Неожиданно Мутис произнес перед нами самую длинную в своей жизни речь:
— «Collige, virgo, rosas» означает: трахайтесь, когда можете, малолетние уличные девчонки. Совокупляйтесь с нами, хитроумными латинянами. Собирайте телесные розы, ибо потом вы сможете собирать лишь цветы из бумаги и воска. Сорвите нежную розу наших мужских мускулов, забродившую розу нашей старости, потому что в скором времени вы сможете лишь вдыхать запах тех пыльных роз, что служат для производства косметики. Понятно? Вот что римляне советовали уличным девчонкам — чтобы они по восемь или девять раз на дню трахались с сенаторами и с эпическими поэтами. Потому что хоть там и было много латыни и много жертвоприношений, но все искали бесплатной любви.
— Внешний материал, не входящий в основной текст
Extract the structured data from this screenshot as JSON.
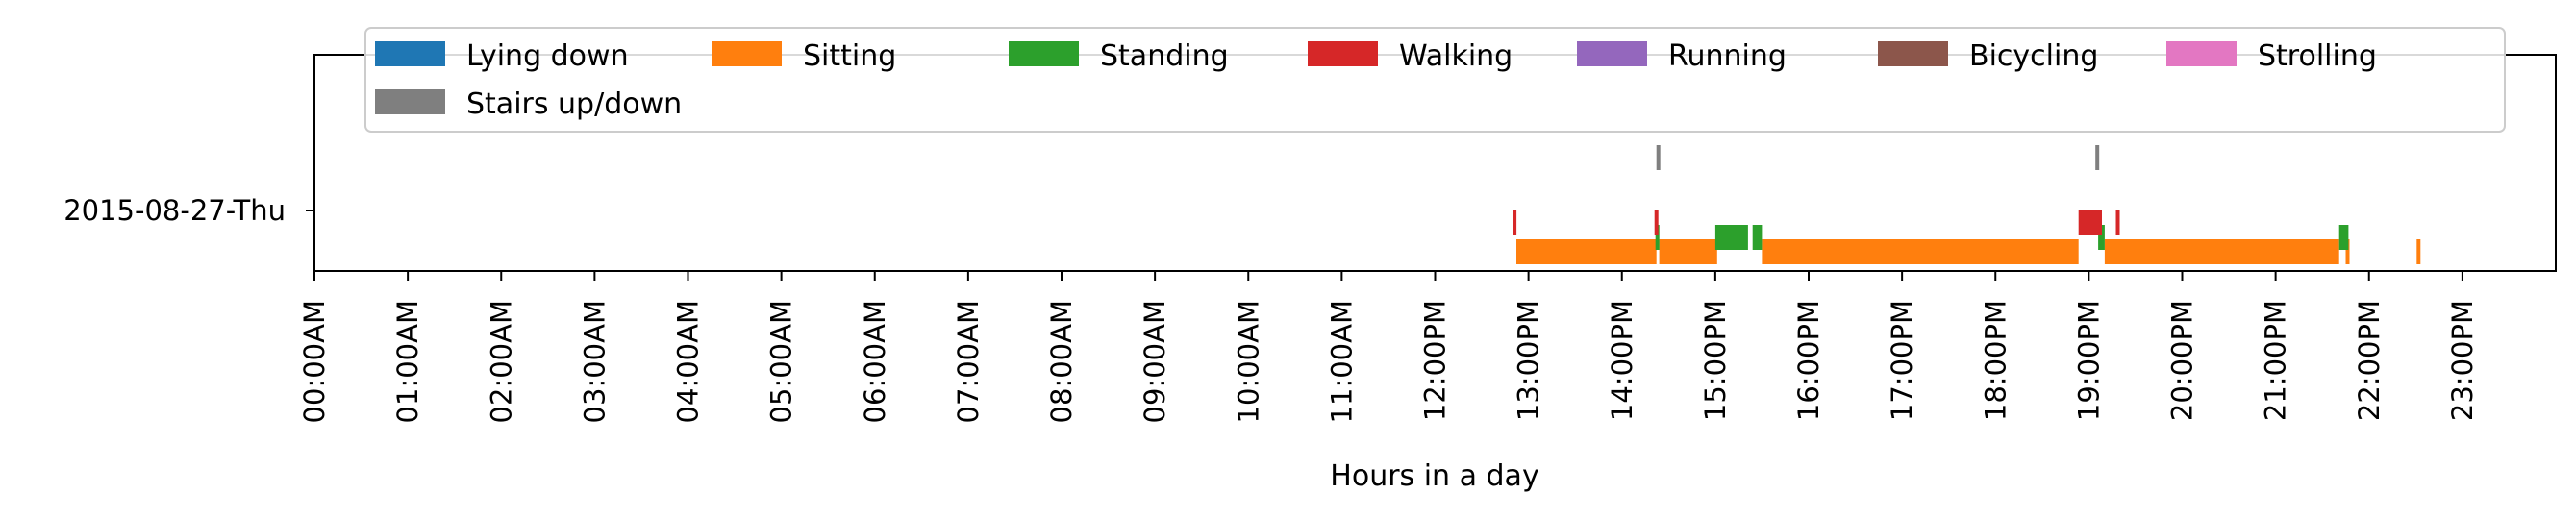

Римские дети сосали молоко волчицы, и это молоко превращалось в кровь, и все под конец начинали выть и желали сожрать сырую козу… Древние римляне делали все, что могли, чтобы трахаться, и поэтому они целыми днями говорили уличным девчонкам «collige, virgo, rosas»: вдруг какая-нибудь задумается и отсосет у старика в переулке Помпеи или где-нибудь еще… Забавно: славный Рим, который полмира держал за яйца, а на самом деле самые знаменитые римские мыслители и самые великие поэты ограничивались тем, что советовали уличным девчонкам трахаться как можно больше… Жалкая роль.
(Хорошо иметь друзей-профессоров: они учат тебя понимать Историю, смотреть на нее иначе.)
Но о чем я говорил? (Ведь еще будет время поговорить о Мутисе, хотя сам он мало говорит.)
Конечно же, о Йери. Я говорил о ней.
Мне кажется, я уже сказал, что у Йери был друг, когда я с ней познакомился. Друг, с относительным успехом заменивший первого мужа, не имевшего никакого успеха, и многочисленных любовников, склонных к бегству и приносящих одни несчастья. Вы спросите меня:
— А стоит ли ложиться в постель с несвободной женщиной?
При всем уважении, позволю себе повторить вам несколько вульгарную мысль, хотя, на мой взгляд, верную, которую я услышал от Бласко, нашего запойного и проклятого поэта, певца ночных загадок и вообще всякого рода темных тайн: «Тот, кто совершает вылазку в любви, имеет на своей стороне преимущество, потому что он с другой планеты, пусть даже у них на этой планете достоинство поменьше».